Huijsen asume el 4 del Madrid: una herencia de leyenda
El Madrid ya tiene dorsales para la 2026-27. Y hay un número que pesa más que ninguno: el 4. Ese, el de las leyendas, ya tiene nuevo dueño. Se llama Huijsen y acaba de dar el paso que separa a una promesa de alguien dispuesto a medirse con la historia.
Hasta hace unos meses llevaba el 24. Un dorsal cómodo, de jugador que todavía llama a la puerta. Ahora, el club le entrega una de las llaves maestras del vestuario. En su caso, no es solo una cuestión de número: es una biografía comprimida en una camiseta. Nacido en Málaga, criado con los partidos del Madrid en la televisión y con un espejo muy claro en la defensa: Sergio Ramos. Antes, Fernando Hierro. Mismo dorsal. Misma ciudad de origen. Otro tiempo, la misma exigencia.
El propio Huijsen lo dejó claro en sus redes, acompañando la foto de su nueva camiseta. Para él, vestir el 4 del Real Madrid es la cima de lo que ha vivido hasta ahora en el fútbol. Recordó a Ramos, su gran ídolo de infancia, al que imitaba hasta en las botas, aquellas con el ya famoso “SR4” que marcaron a una generación de defensas. Y miró más atrás, hacia Hierro, el malagueño que convirtió el dorsal en un símbolo de jerarquía y liderazgo. Esa conexión con su tierra convierte el gesto en algo más que un simple cambio de número.
La elección no llega en un momento cualquiera. La 2026-27 se presenta como una temporada definitiva para el central. En su primer año en la capital dejó destellos de enorme nivel, acciones que justifican la apuesta del club, pero también lagunas. Le faltó continuidad, se desdibujó en algunos tramos y acabó perdiendo su sitio en la lista de Luis de la Fuente para el Mundial con España. Un golpe duro para cualquiera que aspire a instalarse en la élite.
El cierre del curso pasado, sin embargo, cambió el tono. Huijsen terminó la temporada con mejores sensaciones, más sólido, más convencido. Ahora, con una pretemporada completa a las órdenes de José Mourinho, el escenario es distinto. El técnico portugués no regala minutos ni dorsales. Su metodología, exigente y obsesiva con el detalle, ofrece al defensa un contexto ideal: o te haces fuerte o te quedas atrás.

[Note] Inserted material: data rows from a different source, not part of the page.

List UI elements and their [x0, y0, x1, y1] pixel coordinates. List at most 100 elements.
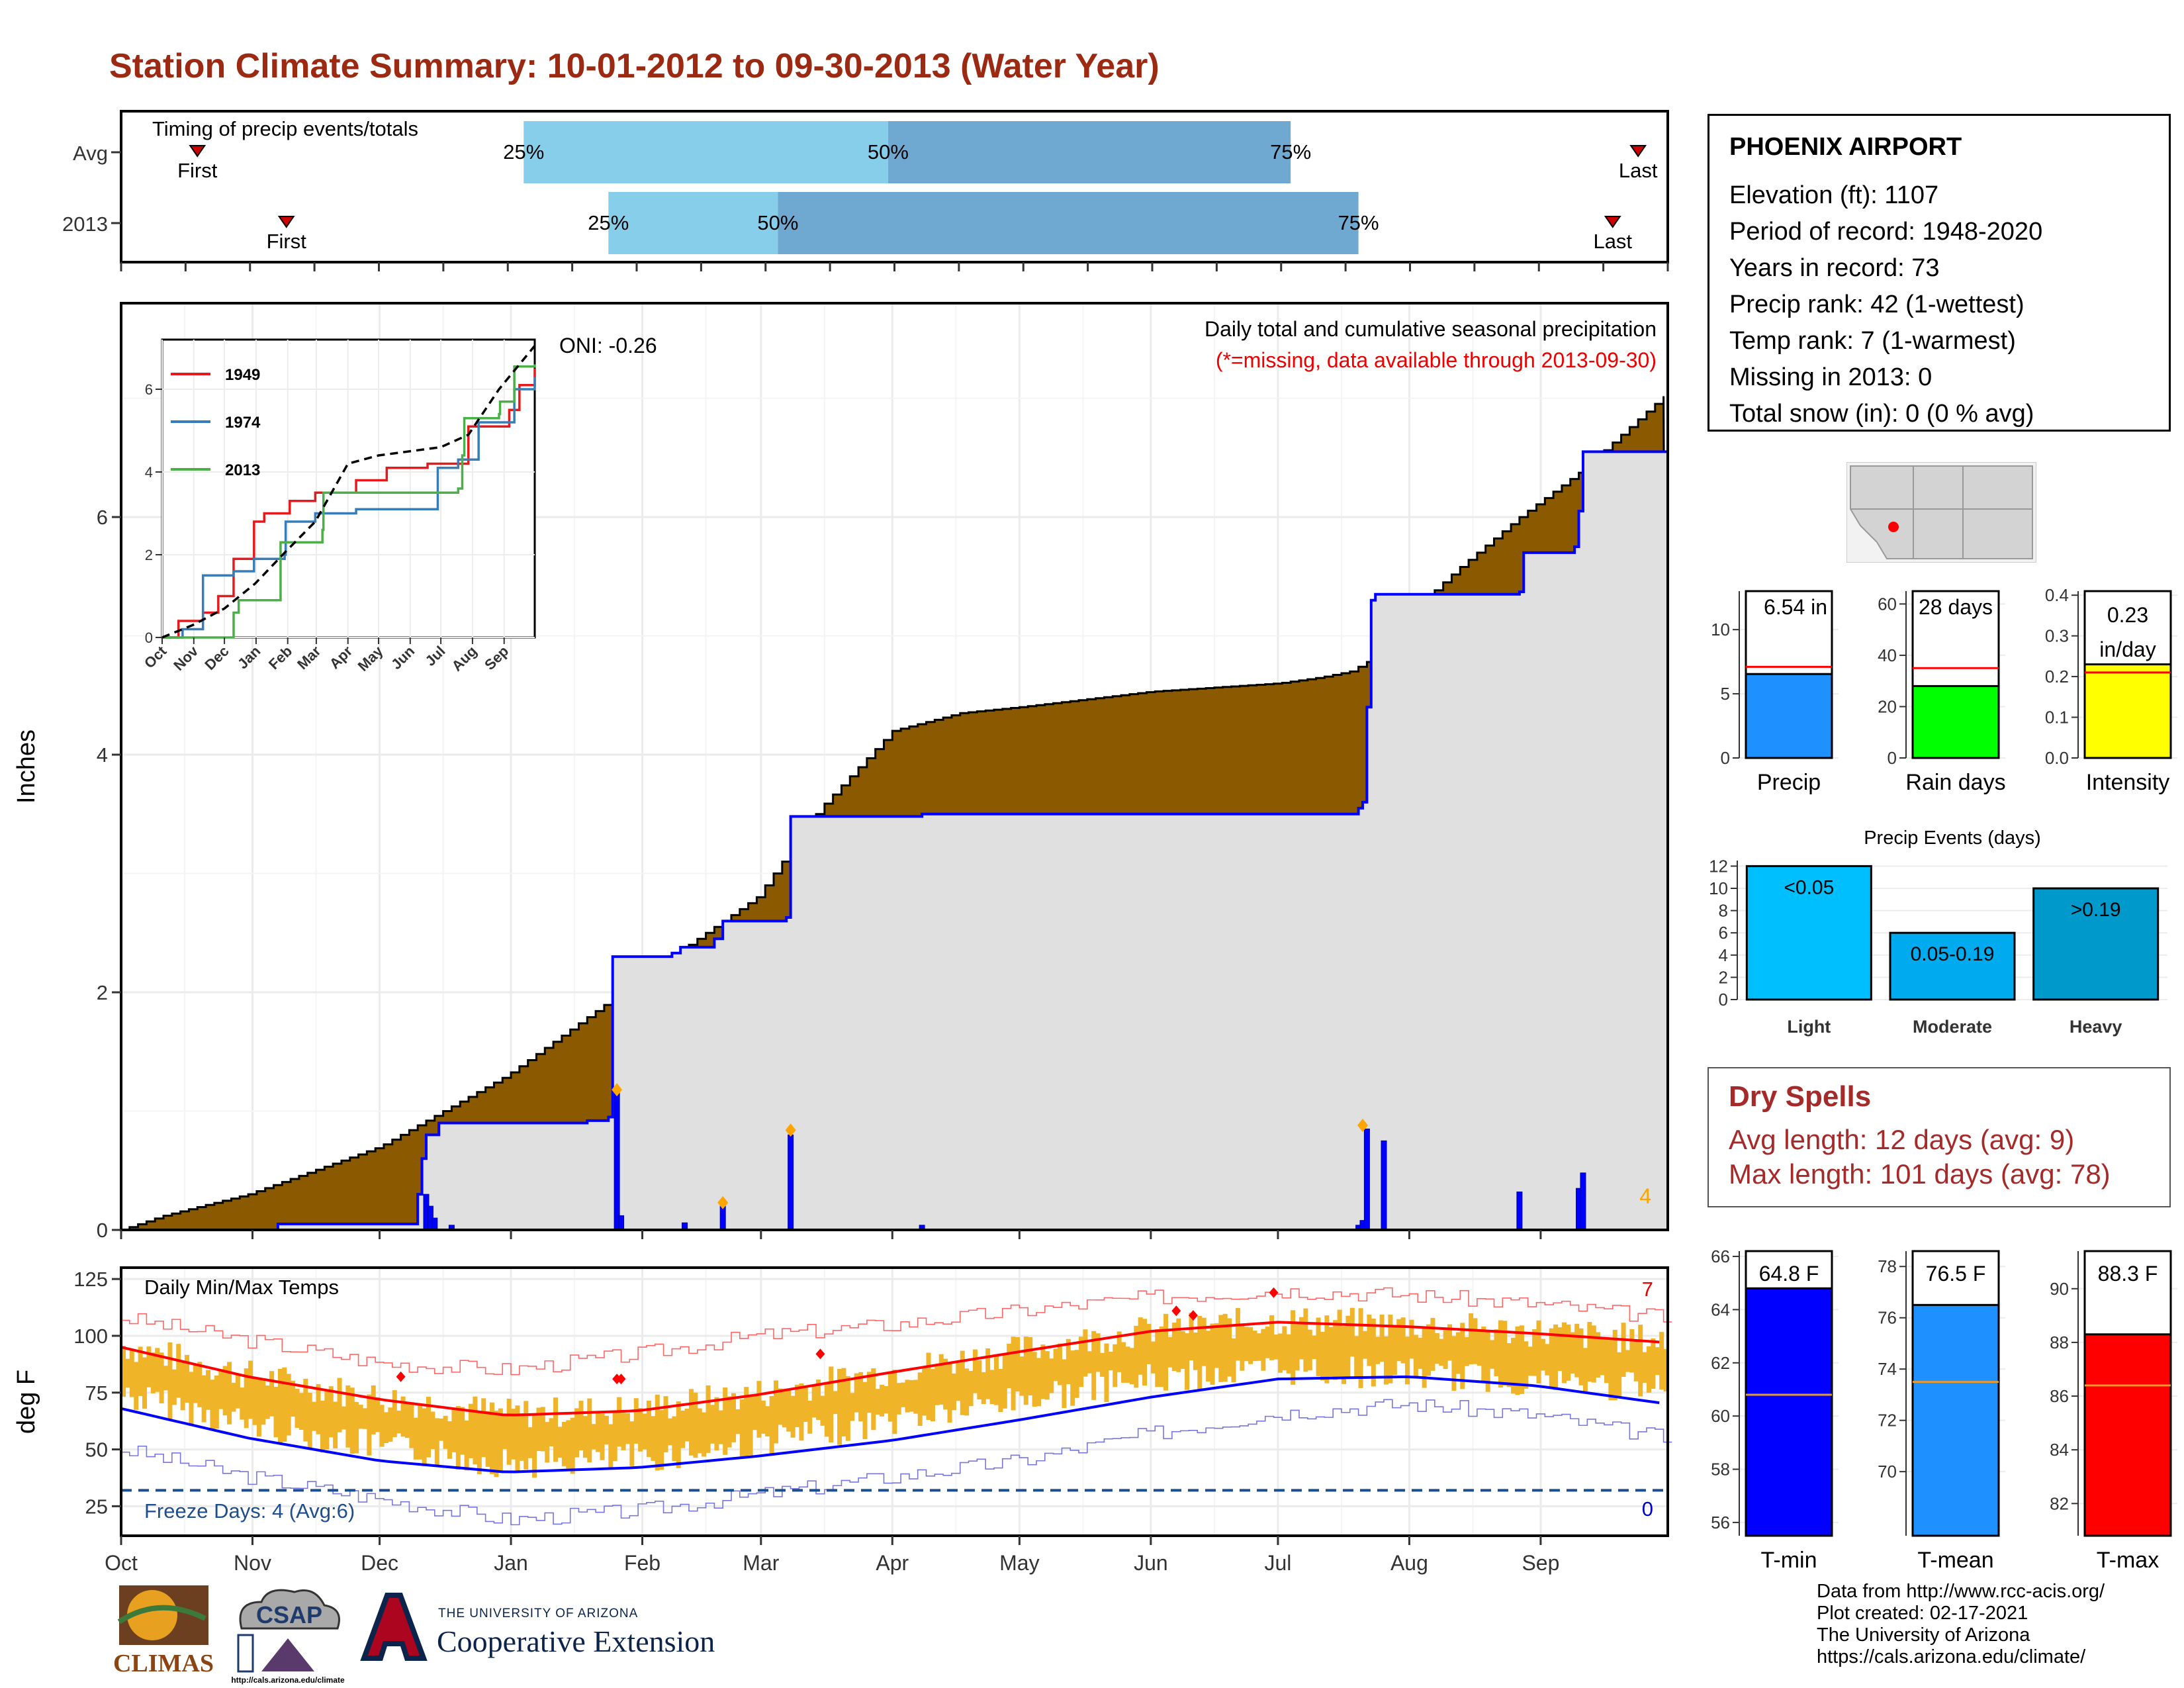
daily-temp-bar: [418, 1404, 423, 1460]
stat-intensity-tick-label: 0.1: [2045, 708, 2069, 727]
daily-temp-bar: [1642, 1352, 1647, 1383]
daily-temp-bar: [1273, 1335, 1279, 1360]
daily-temp-bar: [617, 1397, 622, 1447]
daily-temp-bar: [892, 1370, 897, 1434]
daily-precip-bar: [1363, 1128, 1370, 1231]
daily-temp-bar: [930, 1369, 935, 1422]
daily-temp-bar: [155, 1348, 160, 1392]
daily-temp-bar: [854, 1373, 859, 1413]
climas-logo: CLIMAS: [106, 1582, 222, 1681]
daily-temp-bar: [697, 1408, 702, 1454]
daily-temp-bar: [1007, 1343, 1012, 1389]
temp-stat-t-min-tick-label: 66: [1711, 1246, 1730, 1266]
daily-temp-bar: [1040, 1344, 1046, 1399]
timing-first-label: First: [267, 230, 307, 253]
daily-temp-bar: [642, 1413, 647, 1450]
daily-temp-bar: [1549, 1328, 1554, 1389]
daily-temp-bar: [1044, 1351, 1050, 1400]
main-y-tick-label: 0: [97, 1219, 108, 1242]
events-tick-label: 4: [1719, 945, 1728, 965]
month-tick-label: Sep: [1522, 1551, 1559, 1575]
station-missing: Missing in 2013: 0: [1729, 363, 1933, 391]
daily-temp-bar: [549, 1418, 554, 1446]
stat-precip-value-bar: [1745, 673, 1833, 759]
daily-temp-bar: [1291, 1310, 1296, 1385]
daily-temp-bar: [473, 1396, 478, 1465]
record-high-count: 7: [1642, 1278, 1653, 1301]
events-tick-label: 6: [1719, 923, 1728, 943]
daily-temp-bar: [222, 1366, 228, 1416]
timing-p75-label: 75%: [1270, 140, 1311, 164]
daily-temp-bar: [1375, 1336, 1381, 1364]
inset-series-2013: [162, 364, 536, 639]
daily-temp-bar: [455, 1406, 461, 1470]
daily-temp-bar: [197, 1362, 203, 1407]
daily-temp-bar: [1295, 1324, 1300, 1371]
daily-temp-bar: [392, 1390, 397, 1438]
daily-temp-bar: [298, 1393, 304, 1430]
daily-temp-bar: [511, 1409, 516, 1460]
daily-temp-bar: [905, 1380, 910, 1413]
daily-temp-bar: [1023, 1336, 1028, 1405]
daily-temp-bar: [227, 1362, 232, 1425]
daily-temp-bar: [1171, 1323, 1177, 1372]
daily-temp-bar: [430, 1411, 435, 1449]
daily-temp-bar: [383, 1412, 388, 1444]
daily-temp-bar: [1222, 1313, 1228, 1382]
daily-temp-bar: [1256, 1333, 1261, 1361]
daily-temp-bar: [1392, 1325, 1397, 1376]
csap-logo: CSAP http://cals.arizona.edu/climate: [228, 1582, 347, 1685]
inset-y-tick-label: 2: [145, 547, 153, 563]
daily-temp-bar: [1655, 1347, 1660, 1376]
daily-temp-bar: [837, 1369, 842, 1445]
main-y-axis-label: Inches: [13, 729, 40, 804]
daily-temp-bar: [1337, 1309, 1342, 1380]
main-panel-frame: [120, 302, 1669, 1231]
daily-temp-bar: [1058, 1343, 1063, 1385]
daily-temp-bar: [871, 1368, 876, 1430]
location-map-graphic: [1847, 463, 2036, 562]
timing-panel-label: Timing of precip events/totals: [152, 117, 418, 140]
daily-temp-bar: [1400, 1317, 1406, 1364]
daily-temp-bar: [1617, 1352, 1622, 1398]
daily-temp-bar: [621, 1413, 626, 1450]
daily-temp-bar: [587, 1398, 592, 1463]
temp-stat-t-mean-tick-label: 76: [1878, 1308, 1897, 1328]
daily-temp-bar: [1129, 1348, 1134, 1385]
daily-temp-bar: [447, 1421, 453, 1459]
temp-stat-t-max-tick-label: 88: [2050, 1333, 2069, 1352]
daily-temp-bar: [1481, 1326, 1486, 1383]
daily-temp-bar: [795, 1384, 800, 1427]
temp-stat-t-min-tick-label: 60: [1711, 1406, 1730, 1426]
events-bar-label: 0.05-0.19: [1911, 943, 1995, 965]
daily-temp-bar: [1083, 1329, 1088, 1377]
temp-stat-t-max-tick-label: 82: [2050, 1493, 2069, 1513]
temp-y-tick-label: 75: [85, 1382, 108, 1405]
daily-temp-bar: [163, 1366, 169, 1391]
stat-rain-days-tick-label: 60: [1878, 594, 1897, 614]
daily-temp-bar: [1303, 1308, 1308, 1372]
daily-temp-bar: [367, 1394, 372, 1456]
daily-temp-bar: [998, 1368, 1003, 1412]
stat-intensity-tick-label: 0.4: [2045, 585, 2069, 605]
daily-temp-bar: [523, 1401, 529, 1470]
daily-temp-bar: [134, 1362, 139, 1410]
daily-temp-bar: [625, 1413, 630, 1444]
daily-temp-bar: [1062, 1359, 1067, 1409]
daily-temp-bar: [201, 1375, 206, 1423]
daily-temp-bar: [1578, 1328, 1584, 1385]
daily-temp-bar: [214, 1376, 219, 1429]
daily-temp-bar: [1091, 1331, 1097, 1400]
daily-temp-bar: [760, 1400, 766, 1434]
daily-temp-bar: [469, 1403, 474, 1458]
daily-temp-bar: [337, 1378, 342, 1432]
daily-temp-bar: [884, 1385, 889, 1414]
stat-precip-tick-label: 0: [1721, 748, 1730, 768]
daily-temp-bar: [1413, 1335, 1418, 1379]
timing-p25-label: 25%: [588, 211, 629, 234]
daily-temp-bar: [536, 1407, 541, 1451]
stat-rain-days-tick-label: 40: [1878, 645, 1897, 665]
daily-temp-bar: [1235, 1307, 1240, 1361]
daily-temp-bar: [261, 1379, 266, 1425]
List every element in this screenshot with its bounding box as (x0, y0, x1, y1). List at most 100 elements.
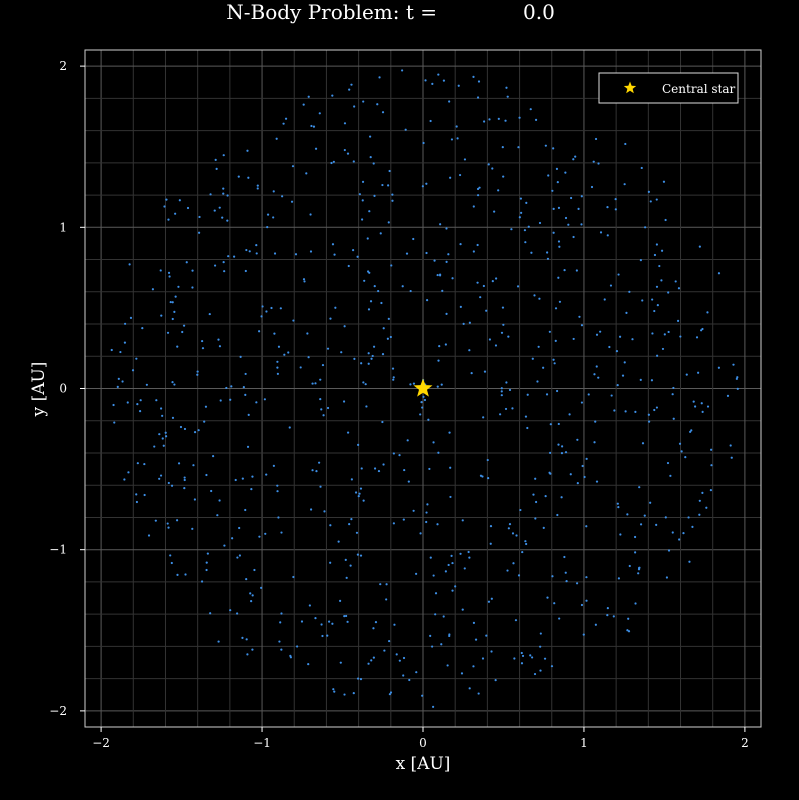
particle-point (534, 118, 538, 121)
particle-point (246, 149, 249, 152)
particle-point (662, 180, 666, 183)
particle-point (253, 568, 256, 572)
particle-point (505, 381, 508, 384)
particle-point (432, 705, 435, 708)
particle-point (576, 438, 579, 441)
particle-point (143, 462, 146, 466)
particle-point (691, 525, 694, 529)
particle-point (404, 128, 407, 131)
particle-point (357, 443, 360, 447)
particle-point (643, 514, 646, 517)
particle-point (171, 301, 174, 304)
particle-point (575, 582, 579, 585)
particle-point (381, 111, 385, 114)
particle-point (291, 165, 295, 168)
particle-point (518, 116, 521, 119)
particle-point (511, 532, 515, 535)
particle-point (524, 540, 527, 543)
particle-point (513, 657, 516, 660)
particle-point (477, 692, 480, 695)
particle-point (546, 257, 550, 260)
particle-point (333, 690, 336, 693)
particle-point (367, 662, 370, 665)
particle-point (647, 190, 650, 193)
particle-point (641, 299, 644, 302)
particle-point (314, 147, 318, 150)
particle-point (556, 513, 559, 517)
particle-point (276, 484, 279, 487)
particle-point (386, 337, 389, 340)
central-star-marker (413, 378, 433, 397)
particle-point (472, 665, 475, 668)
particle-point (580, 324, 584, 327)
particle-point (222, 154, 225, 157)
particle-point (710, 448, 713, 451)
particle-point (661, 347, 665, 351)
particle-point (705, 506, 708, 509)
particle-point (311, 469, 314, 472)
particle-point (260, 586, 263, 589)
particle-point (167, 271, 171, 274)
particle-point (308, 604, 311, 607)
particle-point (468, 321, 471, 324)
particle-point (385, 598, 388, 601)
particle-point (361, 199, 364, 202)
particle-point (173, 383, 176, 386)
particle-point (191, 527, 194, 530)
particle-point (531, 656, 534, 659)
particle-point (201, 347, 205, 350)
particle-point (641, 442, 645, 445)
particle-point (478, 186, 481, 189)
particle-point (365, 405, 368, 408)
particle-point (539, 632, 542, 635)
particle-point (585, 599, 588, 602)
particle-point (258, 330, 261, 333)
particle-point (626, 629, 629, 632)
particle-point (334, 306, 337, 309)
particle-point (526, 426, 529, 430)
particle-point (459, 305, 462, 308)
particle-point (258, 535, 261, 538)
particle-point (616, 383, 619, 387)
particle-point (647, 413, 650, 416)
particle-point (504, 119, 507, 122)
particle-point (520, 651, 523, 655)
particle-point (319, 378, 322, 381)
particle-point (505, 86, 508, 89)
particle-point (216, 514, 219, 517)
particle-point (372, 627, 375, 630)
particle-point (508, 388, 512, 392)
particle-point (572, 235, 575, 239)
particle-point (389, 691, 393, 694)
particle-point (563, 555, 566, 559)
particle-point (343, 122, 347, 125)
particle-point (437, 359, 440, 362)
particle-point (651, 332, 654, 335)
particle-point (482, 416, 485, 419)
particle-point (372, 345, 376, 348)
particle-point (310, 124, 313, 128)
particle-point (692, 400, 695, 403)
particle-point (167, 481, 170, 485)
particle-point (251, 475, 254, 478)
particle-point (205, 473, 208, 477)
particle-point (617, 273, 620, 276)
particle-point (549, 423, 552, 426)
particle-point (593, 441, 596, 444)
particle-point (371, 354, 374, 358)
particle-point (606, 234, 609, 237)
particle-point (369, 300, 373, 303)
particle-point (482, 120, 486, 123)
particle-point (606, 613, 609, 617)
particle-point (585, 525, 588, 528)
y-tick-label: 1 (59, 220, 67, 234)
particle-point (330, 161, 333, 165)
particle-point (425, 182, 428, 185)
particle-point (663, 333, 666, 336)
particle-point (161, 414, 164, 417)
particle-point (569, 196, 573, 200)
particle-point (174, 295, 177, 298)
particle-point (468, 556, 471, 559)
particle-point (389, 335, 392, 339)
particle-point (319, 485, 322, 488)
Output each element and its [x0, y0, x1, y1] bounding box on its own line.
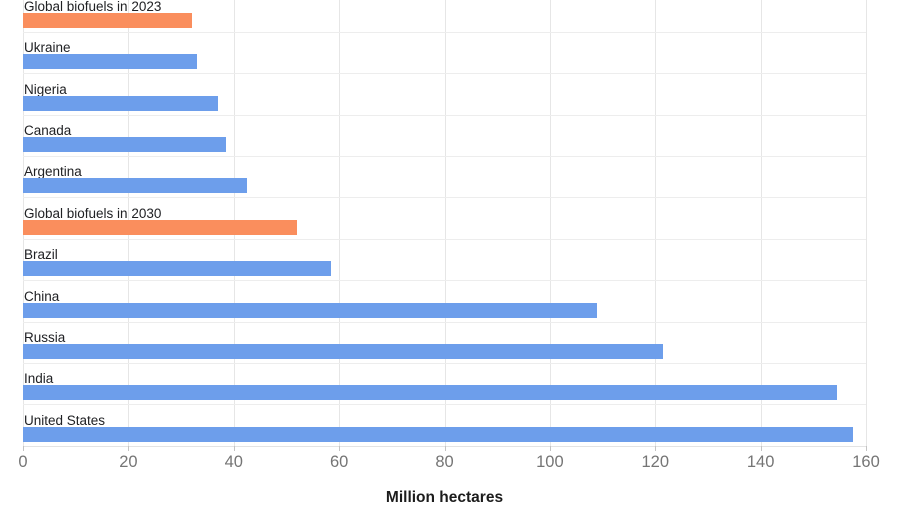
chart-row: Brazil [23, 248, 866, 289]
category-label: Russia [24, 329, 66, 345]
x-tick-label: 0 [18, 453, 28, 471]
x-tick-mark [760, 446, 762, 451]
x-tick-mark [549, 446, 551, 451]
category-label: China [24, 288, 60, 304]
chart-row: Russia [23, 329, 866, 372]
row-separator [23, 404, 866, 406]
x-tick-label: 160 [852, 453, 880, 471]
bar-highlight [23, 219, 297, 235]
category-label: Canada [24, 123, 72, 139]
row-separator [23, 362, 866, 364]
x-tick-mark [339, 446, 341, 451]
row-separator [23, 280, 866, 282]
category-label: India [24, 371, 54, 387]
row-separator [23, 73, 866, 75]
category-label: Brazil [24, 247, 58, 263]
gridline [866, 0, 867, 446]
bar [23, 137, 226, 153]
x-tick-mark [866, 446, 867, 451]
bar [23, 343, 664, 359]
chart-row: Argentina [23, 165, 866, 206]
row-separator [23, 156, 866, 158]
category-label: Global biofuels in 2030 [24, 205, 162, 221]
category-label: Ukraine [24, 40, 71, 56]
chart-row: India [23, 372, 866, 413]
chart-row: Global biofuels in 2023 [23, 0, 866, 41]
category-label: Argentina [24, 164, 82, 180]
plot-area: Global biofuels in 2023 Ukraine Nigeria Can… [23, 0, 867, 447]
gridline [655, 0, 657, 446]
bar [23, 54, 197, 70]
bar [23, 302, 598, 318]
x-tick-label: 120 [641, 453, 670, 471]
x-tick-mark [655, 446, 657, 451]
chart-row: Nigeria [23, 81, 866, 124]
row-separator [23, 321, 866, 323]
bar [23, 261, 332, 277]
category-label: Nigeria [24, 81, 67, 97]
gridline [549, 0, 551, 446]
x-tick-mark [444, 446, 446, 451]
x-tick-mark [233, 446, 235, 451]
row-separator [23, 114, 866, 116]
x-tick-mark [128, 446, 130, 451]
x-tick-label: 60 [329, 453, 349, 471]
bar [23, 95, 218, 111]
x-axis-title: Million hectares [385, 489, 504, 506]
x-tick-label: 80 [435, 453, 454, 471]
category-label: United States [24, 412, 106, 428]
gridline [444, 0, 446, 446]
row-separator [23, 238, 866, 240]
gridline [339, 0, 341, 446]
bar [23, 178, 247, 194]
x-tick-label: 40 [224, 453, 243, 471]
row-separator [23, 32, 866, 33]
x-tick-mark [23, 446, 24, 451]
chart-row: Ukraine [23, 41, 866, 82]
category-label: Global biofuels in 2023 [24, 0, 162, 14]
chart-row: Canada [23, 124, 866, 165]
x-axis-tick-labels: 0 20 40 60 80 100 120 140 160 [18, 452, 879, 472]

Consciente de lo que significa esa camiseta, Huijsen lanzó un mensaje directo a todos: al club, al presidente, al entrenador, a sus compañeros y a la afición. Agradeció la confianza y subrayó que el 4 no es un simple número, sino una herencia cargada de nombres que marcaron época. No prometió goles ni títulos. Prometió algo más difícil de medir: vaciarse cada día, en cada entrenamiento y en cada partido, para estar a la altura de quienes llevaron ese dorsal antes que él.
Porque la historia del 4 en el Madrid no se detiene en Ramos o Hierro. También pasa por la etapa reciente de David Alaba, otro defensa que convirtió la versatilidad y la personalidad en señas de identidad. El austriaco, que ha decidido poner punto final a su etapa en el club, fue el último custodio del número antes de que quedara libre. Y su influencia sobre Huijsen no se limitó a los noventa minutos.
El joven central no dudó en reconocerlo. Compartir vestuario con Alaba, dijo, fue un privilegio. Le señaló como uno de los mejores compañeros que ha tenido en este deporte, alguien siempre dispuesto a ayudar, a corregir, a liderar sin necesidad de levantar la voz. Ese tipo de figuras, que sostienen al grupo desde dentro, rara vez aparecen en las estadísticas, pero marcan carreras. También la suya.
Ahora, sin Alaba y con el 4 en su espalda, Huijsen deja de ser solo el chico con talento que asoma desde la segunda línea. El dorsal le coloca en el escaparate y, al mismo tiempo, bajo el microscopio. Cada error pesará más. Cada acierto, también. Es el peaje de quienes se atreven a vestir una camiseta que ya no admite anonimato.
El Madrid ha hablado con un gesto claro. El club entiende que ha llegado la hora de comprobar si aquel niño que soñaba con imitar a Ramos y Hierro está preparado para escribir su propio capítulo. El resto lo dirán sus noches en el césped: si el 4 vuelve a sonar a leyenda… o si esta vez la camiseta pesa más que los hombros que la sostienen.